= Two No Worries and Three Guarantees =

Chinese Communist Party campaign

The Two No Worries and Three Guarantees (两不愁三保障) were the overall goals of the People's Republic of China's battle against poverty campaign during the 13th Five-Year Plan period.

== History ==
In November 2011, General Secretary of the Chinese Communist Party Hu Jintao convened a central poverty alleviation and development work conference in Beijing to deploy a ten-year poverty alleviation and development work plan. He said out that by 2020, the central government would steadily achieve the goal of ensuring that the poverty alleviation targets have no worries about food and clothing, and guarantee their compulsory education, basic medical care, and housing. In December of the same year, the CCP Central Committee and the State Council issued the Outline for Rural Poverty Alleviation and Development in China (2011-2020). The "two no worries and three guarantees" were targeted at the poor and are part of the goal of achieving a well -off society in all respects by 2020.

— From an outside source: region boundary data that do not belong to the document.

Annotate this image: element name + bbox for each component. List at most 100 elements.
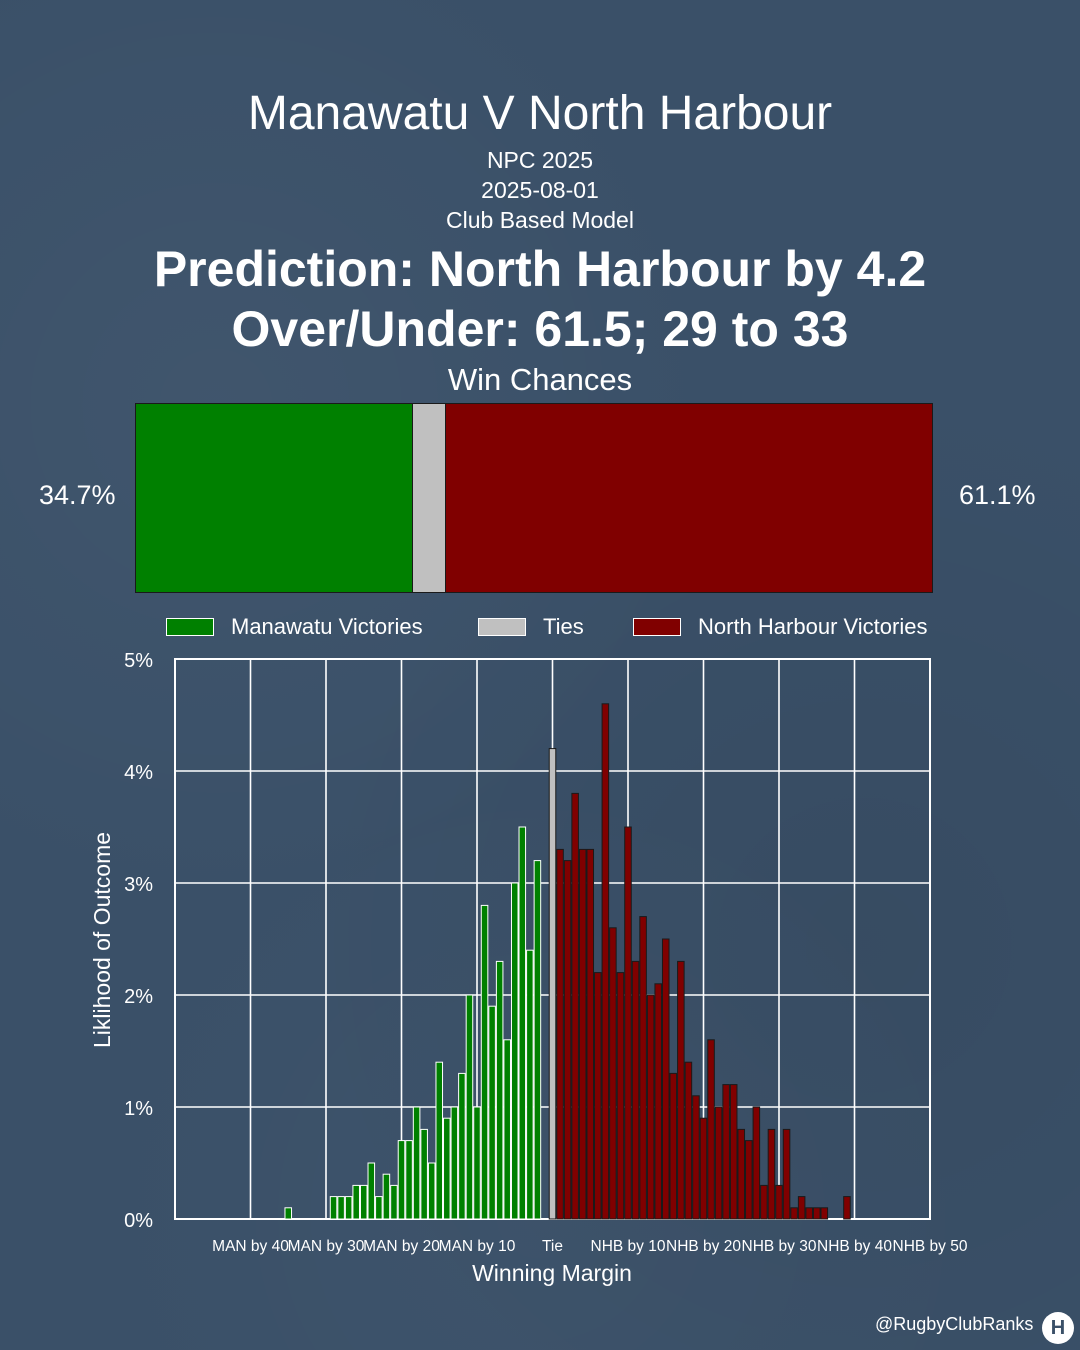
x-tick-label: NHB by 50 [893,1238,968,1255]
histogram-bar [352,1184,360,1220]
competition-label: NPC 2025 [486,147,594,173]
page-title: Manawatu V North Harbour [247,87,833,140]
x-tick-label: NHB by 10 [591,1238,666,1255]
y-tick-label: 3% [124,874,153,896]
manawatu-win-segment [135,403,413,593]
histogram-bar [344,1196,353,1220]
match-date: 2025-08-01 [481,177,599,203]
histogram-bar [578,848,587,1220]
histogram-bar [624,826,632,1220]
y-tick-label: 1% [124,1098,153,1120]
histogram-bar [533,860,542,1220]
histogram-bar [284,1207,293,1220]
histogram-bar [458,1072,466,1220]
model-label: Club Based Model [446,207,634,233]
histogram-bar [737,1128,746,1220]
histogram-bar [397,1140,406,1220]
histogram-bar [571,792,579,1220]
x-tick-label: NHB by 20 [666,1238,741,1255]
histogram-bar [654,983,662,1220]
histogram-bar [465,994,474,1220]
north-harbour-win-pct: 61.1% [959,480,1036,510]
histogram-bar [790,1207,798,1220]
legend-item-north-harbour: North Harbour Victories [633,612,927,642]
y-tick-label: 4% [124,762,153,784]
histogram-bar [729,1084,738,1220]
x-tick-label: MAN by 40 [212,1238,289,1255]
x-tick-label: Tie [542,1238,563,1255]
histogram-bar [405,1140,413,1220]
histogram-bar [609,927,617,1220]
histogram-bar [495,960,504,1220]
histogram-bar [450,1106,459,1220]
histogram-bar [382,1173,391,1220]
histogram-bar [443,1117,451,1220]
x-tick-label: MAN by 10 [439,1238,516,1255]
histogram-bar [646,994,655,1220]
over-under-text: Over/Under: 61.5; 29 to 33 [231,301,849,357]
histogram-bar [420,1128,428,1220]
win-chances-bar [135,403,933,593]
histogram-bar [548,748,557,1220]
legend-item-manawatu: Manawatu Victories [166,612,423,642]
histogram-bar [329,1196,338,1220]
histogram-bar [677,960,685,1220]
histogram-bar [767,1128,776,1220]
histogram-bar [661,938,670,1220]
histogram-bar [805,1207,813,1220]
x-tick-label: MAN by 20 [363,1238,440,1255]
histogram-bar [359,1184,368,1220]
histogram-bar [616,972,625,1220]
histogram-bar [812,1207,821,1220]
histogram-bar [745,1140,753,1220]
histogram-bar [390,1184,398,1220]
y-axis-label: Liklihood of Outcome [89,832,115,1048]
histogram-bar [510,882,519,1220]
y-tick-label: 2% [124,986,153,1008]
legend-item-ties: Ties [478,612,584,642]
y-tick-label: 5% [124,650,153,672]
histogram-bar [631,960,640,1220]
histogram-bar [427,1162,436,1220]
x-tick-label: NHB by 30 [742,1238,817,1255]
histogram-bar [699,1117,708,1220]
histogram-bar [594,972,602,1220]
histogram-bar [707,1039,715,1220]
legend-label-manawatu: Manawatu Victories [231,614,423,639]
win-chances-title: Win Chances [447,362,633,397]
histogram-bar [820,1207,829,1220]
histogram-bar [526,949,534,1220]
histogram-bar [669,1072,678,1220]
histogram-bar [843,1196,851,1220]
prediction-text: Prediction: North Harbour by 4.2 [153,241,927,297]
legend-swatch-ties [478,618,526,636]
histogram-bar [797,1196,806,1220]
histogram-bar [435,1061,444,1220]
legend-swatch-north-harbour [633,618,681,636]
histogram-bar [412,1106,421,1220]
histogram-bars [284,703,851,1220]
histogram-bar [586,848,595,1220]
legend-label-ties: Ties [543,614,584,639]
histogram-bar [722,1084,730,1220]
x-axis-label: Winning Margin [472,1260,632,1286]
legend-swatch-manawatu [166,618,214,636]
histogram-bar [752,1106,761,1220]
x-tick-label: MAN by 30 [288,1238,365,1255]
histogram-bar [692,1095,700,1220]
histogram-bar [503,1039,511,1220]
twitter-handle[interactable]: @RugbyClubRanks [875,1314,1034,1334]
histogram-bar [480,904,489,1220]
x-tick-label: NHB by 40 [817,1238,892,1255]
histogram-bar [518,826,527,1220]
histogram-bar [760,1184,768,1220]
histogram-bar [714,1106,723,1220]
north-harbour-win-segment [445,403,933,593]
legend-label-north-harbour: North Harbour Victories [698,614,928,639]
y-tick-label: 0% [124,1210,153,1232]
histogram-bar [375,1196,383,1220]
manawatu-win-pct: 34.7% [39,480,116,510]
histogram-bar [556,848,564,1220]
histogram-bar [639,916,647,1220]
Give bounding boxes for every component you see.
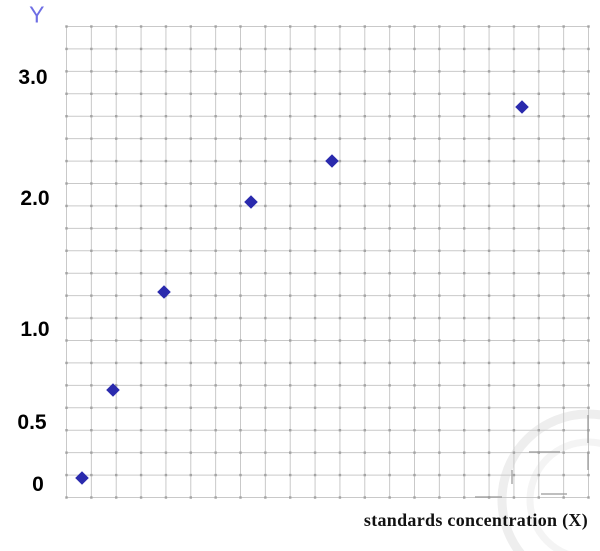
artifact-marks (475, 415, 589, 498)
data-points (75, 100, 529, 485)
data-point (75, 471, 89, 485)
grid-nodes (65, 25, 590, 499)
x-axis-title: standards concentration (X) (363, 510, 588, 530)
data-point (244, 195, 258, 209)
y-tick-label-3-0: 3.0 (18, 66, 48, 89)
data-point (515, 100, 529, 114)
y-tick-label-0: 0 (32, 473, 44, 496)
y-tick-label-0-5: 0.5 (17, 411, 47, 434)
data-point (325, 154, 339, 168)
data-point (157, 285, 171, 299)
y-tick-label-1-0: 1.0 (20, 318, 50, 341)
data-point (106, 383, 120, 397)
y-tick-label-2-0: 2.0 (20, 187, 50, 210)
grid-lines (66, 26, 589, 498)
y-axis-title: Y (29, 1, 45, 28)
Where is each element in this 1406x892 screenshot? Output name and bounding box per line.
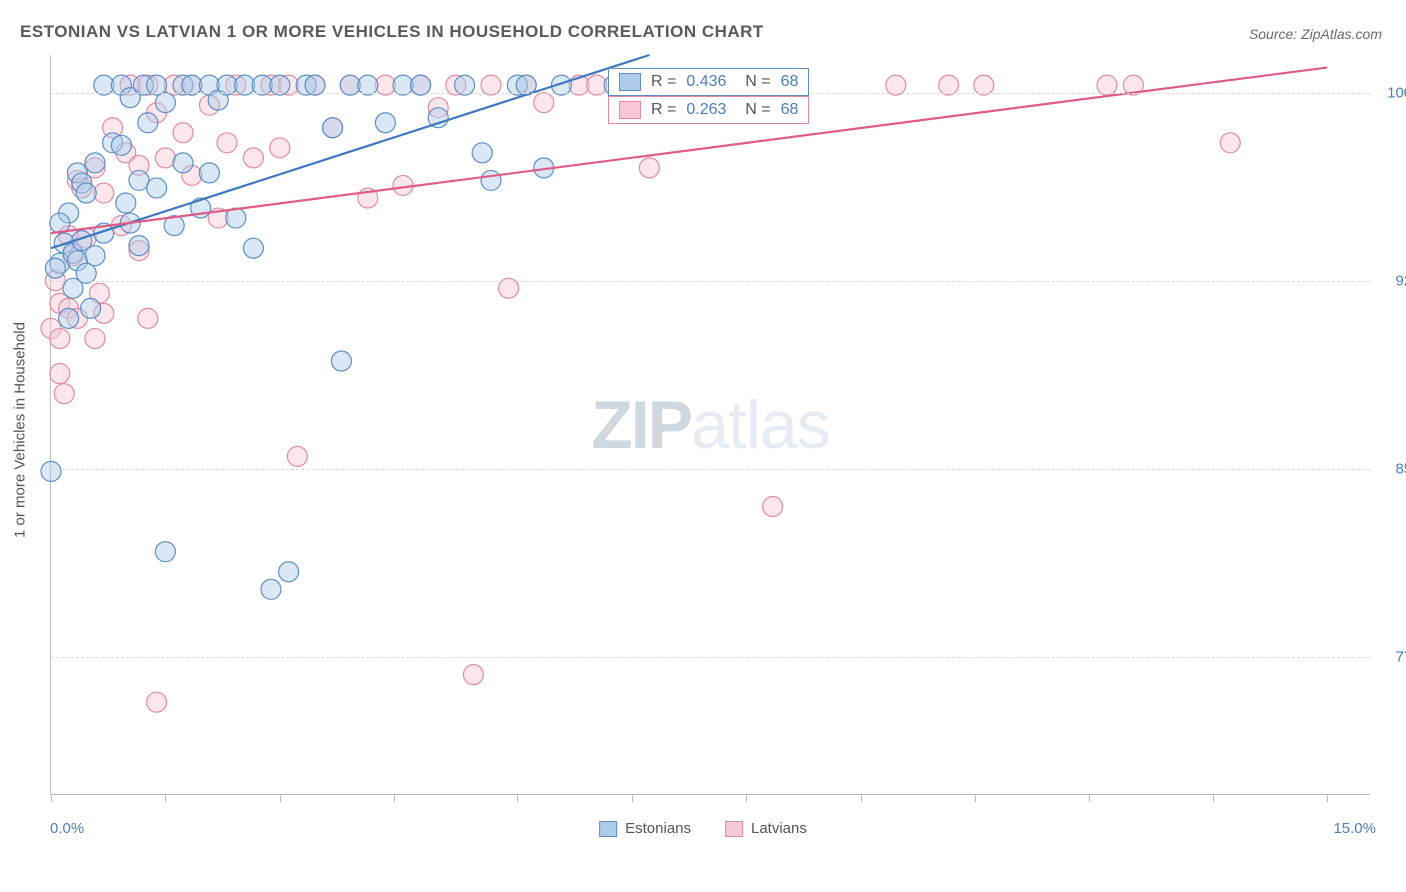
x-tick [517, 794, 518, 802]
bottom-legend: Estonians Latvians [599, 820, 807, 837]
legend-label: Latvians [751, 820, 807, 837]
data-point [463, 665, 483, 685]
data-point [85, 153, 105, 173]
data-point [763, 497, 783, 517]
data-point [323, 118, 343, 138]
x-tick [280, 794, 281, 802]
legend-n-label: N = [736, 73, 770, 91]
x-tick [975, 794, 976, 802]
data-point [129, 236, 149, 256]
regression-legend-row: R = 0.436 N = 68 [609, 69, 808, 95]
x-tick [51, 794, 52, 802]
data-point [261, 579, 281, 599]
data-point [155, 148, 175, 168]
gridline [51, 469, 1370, 470]
source-credit: Source: ZipAtlas.com [1249, 26, 1382, 42]
data-point [279, 562, 299, 582]
legend-swatch [725, 821, 743, 837]
chart-svg [51, 55, 1370, 794]
x-tick [1089, 794, 1090, 802]
legend-r-label: R = [651, 73, 676, 91]
x-axis-min-label: 0.0% [50, 820, 84, 837]
gridline [51, 657, 1370, 658]
data-point [481, 170, 501, 190]
chart-title: ESTONIAN VS LATVIAN 1 OR MORE VEHICLES I… [20, 22, 764, 42]
data-point [270, 138, 290, 158]
data-point [138, 113, 158, 133]
data-point [155, 93, 175, 113]
data-point [50, 364, 70, 384]
data-point [173, 153, 193, 173]
data-point [147, 178, 167, 198]
x-tick [1213, 794, 1214, 802]
data-point [1220, 133, 1240, 153]
legend-r-value: 0.436 [686, 73, 726, 91]
data-point [155, 542, 175, 562]
legend-r-label: R = [651, 101, 676, 119]
data-point [50, 328, 70, 348]
y-tick-label: 100.0% [1378, 84, 1406, 101]
legend-r-value: 0.263 [686, 101, 726, 119]
data-point [85, 328, 105, 348]
legend-n-value: 68 [781, 101, 799, 119]
x-axis-max-label: 15.0% [1333, 820, 1376, 837]
y-tick-label: 92.5% [1378, 272, 1406, 289]
data-point [375, 113, 395, 133]
legend-n-value: 68 [781, 73, 799, 91]
legend-swatch [619, 101, 641, 119]
data-point [138, 308, 158, 328]
legend-n-label: N = [736, 101, 770, 119]
data-point [243, 238, 263, 258]
x-tick [632, 794, 633, 802]
x-tick [165, 794, 166, 802]
data-point [639, 158, 659, 178]
data-point [59, 308, 79, 328]
legend-label: Estonians [625, 820, 691, 837]
data-point [472, 143, 492, 163]
legend-swatch [599, 821, 617, 837]
data-point [76, 183, 96, 203]
data-point [54, 384, 74, 404]
data-point [94, 183, 114, 203]
data-point [147, 692, 167, 712]
bottom-legend-item: Estonians [599, 820, 691, 837]
data-point [85, 246, 105, 266]
data-point [111, 135, 131, 155]
plot-area: ZIPatlas 100.0%92.5%85.0%77.5%R = 0.436 … [50, 55, 1370, 795]
data-point [173, 123, 193, 143]
data-point [534, 93, 554, 113]
regression-legend-row: R = 0.263 N = 68 [609, 97, 808, 123]
data-point [45, 258, 65, 278]
x-tick [394, 794, 395, 802]
data-point [217, 133, 237, 153]
y-tick-label: 77.5% [1378, 649, 1406, 666]
legend-swatch [619, 73, 641, 91]
data-point [129, 170, 149, 190]
data-point [243, 148, 263, 168]
y-tick-label: 85.0% [1378, 460, 1406, 477]
gridline [51, 281, 1370, 282]
data-point [116, 193, 136, 213]
x-tick [861, 794, 862, 802]
data-point [287, 446, 307, 466]
y-axis-title: 1 or more Vehicles in Household [12, 322, 29, 538]
data-point [81, 298, 101, 318]
bottom-legend-item: Latvians [725, 820, 807, 837]
data-point [331, 351, 351, 371]
data-point [41, 461, 61, 481]
x-tick [746, 794, 747, 802]
x-tick [1327, 794, 1328, 802]
data-point [199, 163, 219, 183]
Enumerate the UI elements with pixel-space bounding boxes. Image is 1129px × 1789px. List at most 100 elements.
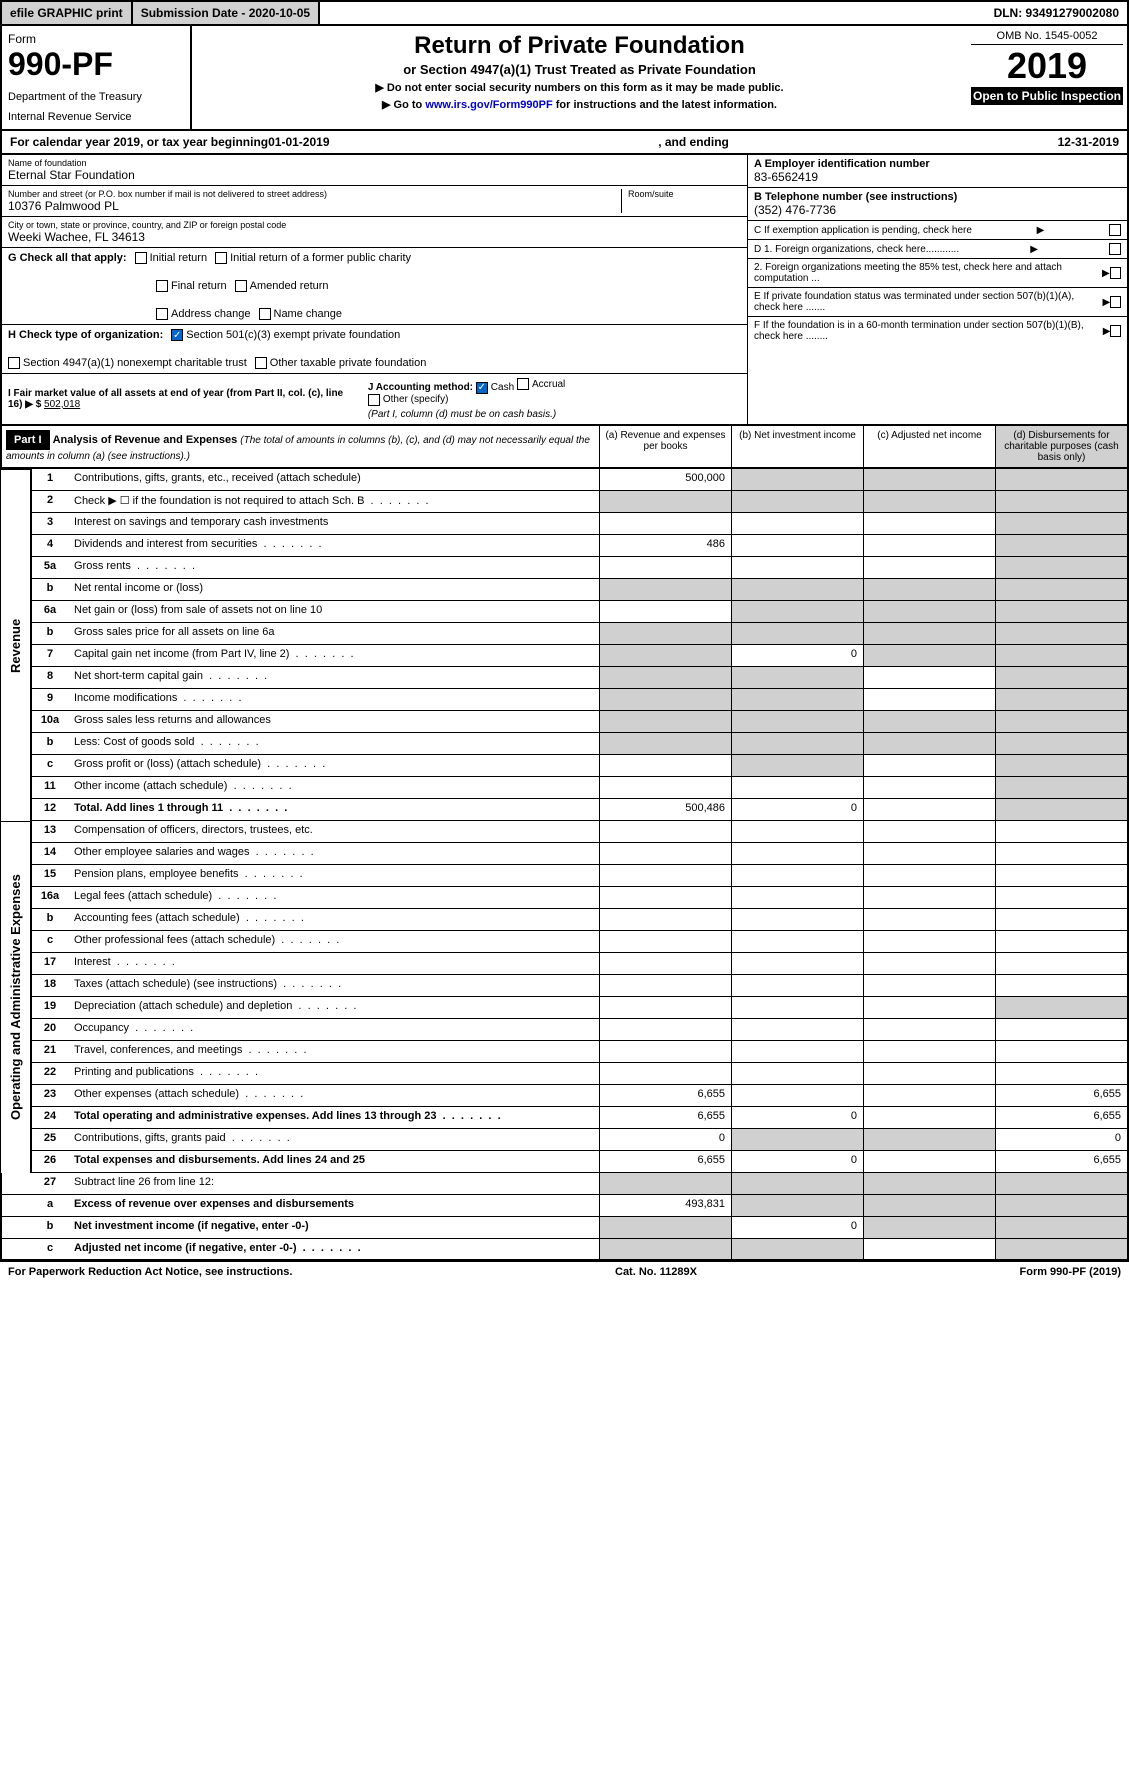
public-inspection: Open to Public Inspection bbox=[971, 87, 1123, 105]
c-label: C If exemption application is pending, c… bbox=[754, 225, 972, 236]
line-row: 26Total expenses and disbursements. Add … bbox=[30, 1151, 1129, 1173]
data-cell-b bbox=[731, 997, 863, 1018]
data-cell-a bbox=[599, 755, 731, 776]
line-row: 6aNet gain or (loss) from sale of assets… bbox=[30, 601, 1129, 623]
efile-label[interactable]: efile GRAPHIC print bbox=[2, 2, 133, 24]
form-header: Form 990-PF Department of the Treasury I… bbox=[0, 26, 1129, 131]
other-taxable-checkbox[interactable] bbox=[255, 357, 267, 369]
cash-checkbox[interactable] bbox=[476, 382, 488, 394]
line-description: Total operating and administrative expen… bbox=[68, 1107, 599, 1128]
data-cell-b bbox=[731, 843, 863, 864]
part1-title: Analysis of Revenue and Expenses bbox=[53, 434, 238, 446]
data-cell-b bbox=[731, 1019, 863, 1040]
line-number: 5a bbox=[32, 557, 68, 578]
data-cell-d bbox=[995, 865, 1127, 886]
data-cell-c bbox=[863, 1151, 995, 1172]
accrual-checkbox[interactable] bbox=[517, 378, 529, 390]
data-cell-c bbox=[863, 1239, 995, 1259]
data-cell-b bbox=[731, 887, 863, 908]
line-row: 21Travel, conferences, and meetings . . … bbox=[30, 1041, 1129, 1063]
line-number: 19 bbox=[32, 997, 68, 1018]
data-cell-c bbox=[863, 667, 995, 688]
omb-number: OMB No. 1545-0052 bbox=[971, 30, 1123, 45]
page-footer: For Paperwork Reduction Act Notice, see … bbox=[0, 1261, 1129, 1282]
entity-info: Name of foundation Eternal Star Foundati… bbox=[0, 155, 1129, 426]
line-description: Pension plans, employee benefits . . . .… bbox=[68, 865, 599, 886]
line-row: 10aGross sales less returns and allowanc… bbox=[30, 711, 1129, 733]
other-method-checkbox[interactable] bbox=[368, 394, 380, 406]
form-footer-label: Form 990-PF (2019) bbox=[1020, 1266, 1121, 1278]
data-cell-b bbox=[731, 1239, 863, 1259]
data-cell-c bbox=[863, 975, 995, 996]
data-cell-b bbox=[731, 1195, 863, 1216]
data-cell-c bbox=[863, 711, 995, 732]
line-row: 23Other expenses (attach schedule) . . .… bbox=[30, 1085, 1129, 1107]
expenses-section: Operating and Administrative Expenses 13… bbox=[0, 821, 1129, 1173]
d2-checkbox[interactable] bbox=[1110, 267, 1121, 279]
data-cell-d bbox=[995, 931, 1127, 952]
e-checkbox[interactable] bbox=[1110, 296, 1121, 308]
line-row: 2Check ▶ ☐ if the foundation is not requ… bbox=[30, 491, 1129, 513]
line-description: Gross rents . . . . . . . bbox=[68, 557, 599, 578]
line-number: b bbox=[32, 579, 68, 600]
form-number: 990-PF bbox=[8, 46, 184, 83]
data-cell-b bbox=[731, 513, 863, 534]
line-number: b bbox=[32, 733, 68, 754]
data-cell-b bbox=[731, 1041, 863, 1062]
line-description: Total. Add lines 1 through 11 . . . . . … bbox=[68, 799, 599, 820]
data-cell-d bbox=[995, 975, 1127, 996]
data-cell-c bbox=[863, 799, 995, 820]
data-cell-b bbox=[731, 623, 863, 644]
data-cell-b bbox=[731, 557, 863, 578]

In the Government Work Report, Premier Li Keqiang stated that "in 2019, we will fight a well-targeted battle against poverty. We will focus on resolving outstanding issues facing the realization of the 'two no worries and three guarantees' and intensify efforts to alleviate poverty in the 'three districts and three prefectures' and other deeply impoverished areas." From 15 to 17 April 2019, General Secretary Xi Jinping visited Chongqing and presided over a symposium on resolving outstanding issues of the 'two no worries and three guarantees' on the afternoon of 16 April, aiming to study and resolve outstanding issues.

== Definition ==
"Two no worries" means no worries about food and clothing; "three guarantees" means compulsory education, basic medical care, and housing security are guaranteed. To meet the first target, local governments were required to raise their per capita income to above the rural poverty line of ¥4,000 yuan. To meet the second target, local governments were required to cover their school fees, significantly subsidize thecost of their annual health insurance, and provide safe permanent structures for housing them.